Deployment, observability, and what I would do differently

The metadata service runs as a single systemd unit with three uvicorn workers behind a Unix socket. uvicorn binds the socket, systemd restricts its file mode to 0660, and the LiteSpeed PHP process runs as a group member that can read and write it. There is no TCP socket exposed anywhere, which removes a category of security concerns and makes the firewall config trivially small. Restarts use systemd's ExecReload with a SIGHUP to uvicorn's master, which drains in-flight requests before swapping workers - the PHP client sees at most a single 2-second timeout during a deploy, and the Cloudflare Worker's stale-while-revalidate covers that gap from the viewer's perspective.

For observability beyond the GDPR-clean histograms, I rely on three things:

  • Structured JSON logs to stdout, which systemd-journald captures and rotates.
  • A /healthz endpoint that checks SQLite pool depth and last successful YouTube call timestamp.
  • A manual metadata-cli command (a tiny click-based binary in the same venv) that I run from SSH when something feels wrong.

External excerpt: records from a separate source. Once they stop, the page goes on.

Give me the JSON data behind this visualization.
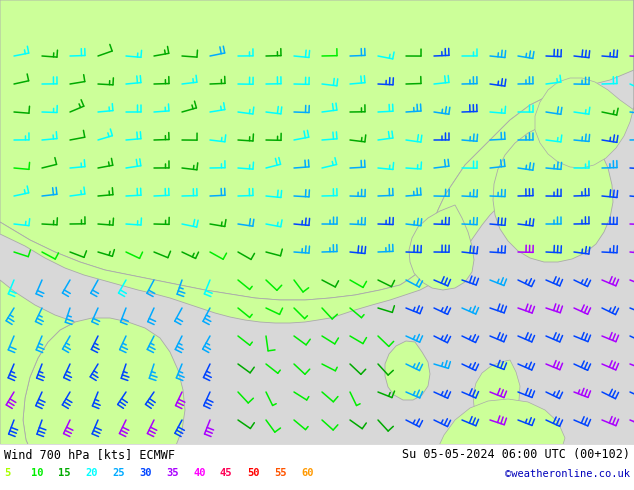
{
  "title_left": "Wind 700 hPa [kts] ECMWF",
  "title_right": "Su 05-05-2024 06:00 UTC (00+102)",
  "credit": "©weatheronline.co.uk",
  "legend_values": [
    5,
    10,
    15,
    20,
    25,
    30,
    35,
    40,
    45,
    50,
    55,
    60
  ],
  "legend_colors": [
    "#aaff00",
    "#00ee00",
    "#00aa00",
    "#00ffff",
    "#00aaff",
    "#0044ff",
    "#aa00ff",
    "#ff00ff",
    "#ff0055",
    "#ff0000",
    "#ff5500",
    "#ff9900"
  ],
  "bg_color": "#ffffff",
  "land_color": "#ccff99",
  "sea_color": "#d8d8d8",
  "coast_color": "#aaaaaa",
  "bottom_bar": "#ffffff",
  "figsize": [
    6.34,
    4.9
  ],
  "dpi": 100
}
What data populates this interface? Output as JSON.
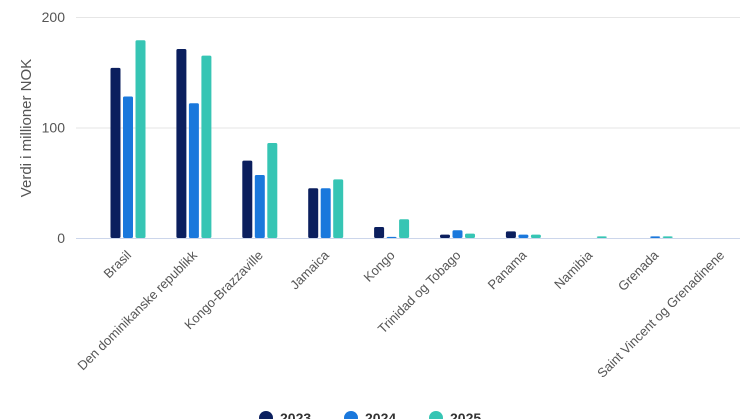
{
  "chart_data": {
    "type": "bar",
    "title": "",
    "xlabel": "",
    "ylabel": "Verdi i millioner NOK",
    "ylim": [
      0,
      200
    ],
    "yticks": [
      "0",
      "100",
      "200"
    ],
    "grid": true,
    "legend_position": "bottom",
    "categories": [
      "Brasil",
      "Den dominikanske republikk",
      "Kongo-Brazzaville",
      "Jamaica",
      "Kongo",
      "Trinidad og Tobago",
      "Panama",
      "Namibia",
      "Grenada",
      "Saint Vincent og Grenadinene"
    ],
    "series": [
      {
        "name": "2023",
        "color": "#0b1f5e",
        "values": [
          154,
          171,
          70,
          45,
          10,
          3,
          6,
          0,
          0,
          0
        ]
      },
      {
        "name": "2024",
        "color": "#1a78dc",
        "values": [
          128,
          122,
          57,
          45,
          1,
          7,
          3,
          0,
          1.5,
          0
        ]
      },
      {
        "name": "2025",
        "color": "#36c5b4",
        "values": [
          179,
          165,
          86,
          53,
          17,
          4,
          3,
          1.5,
          1.5,
          0
        ]
      }
    ]
  }
}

The CLI dumps the in-memory buffer, the quota tracker state, and the connection pool stats. Nine times out of ten that is enough to diagnose any operational anomaly without needing to attach a debugger or ship logs anywhere else.

If I were starting over today I would do three things differently. I would put the YouTube quota tracker in Redis from day one instead of in-process, because the day we needed two metadata-service instances for failover we had to retrofit a distributed quota implementation in a hurry. I would use a proper migration tool from the start instead of hand-rolled ALTER TABLE calls - I picked yoyo-migrations eventually and it works fine, but the first month of schema drift between dev and prod was unpleasant. And I would write the msgpack client in PHP as a phpext, because the userland implementation we use loses about 0.4 ms per call to PHP loop overhead, and at our request volumes that adds up to noticeable CPU on the LiteSpeed workers.

The Litestar choice itself has aged extremely well. We have not had a single framework-level incident in eleven months of production. The maintainer community is responsive, the docs are honest about what is and is not supported, and the upgrade path from 2.x has been smooth. For anyone building a service-boundary process in Python that has to coordinate async I/O across two or three different upstream APIs, I would unhesitatingly recommend it over the alternatives I evaluated. The PHP + SQLite + LiteSpeed + Cloudflare front end remains beautifully boring, and the boring part of the stack is exactly where I want my edge.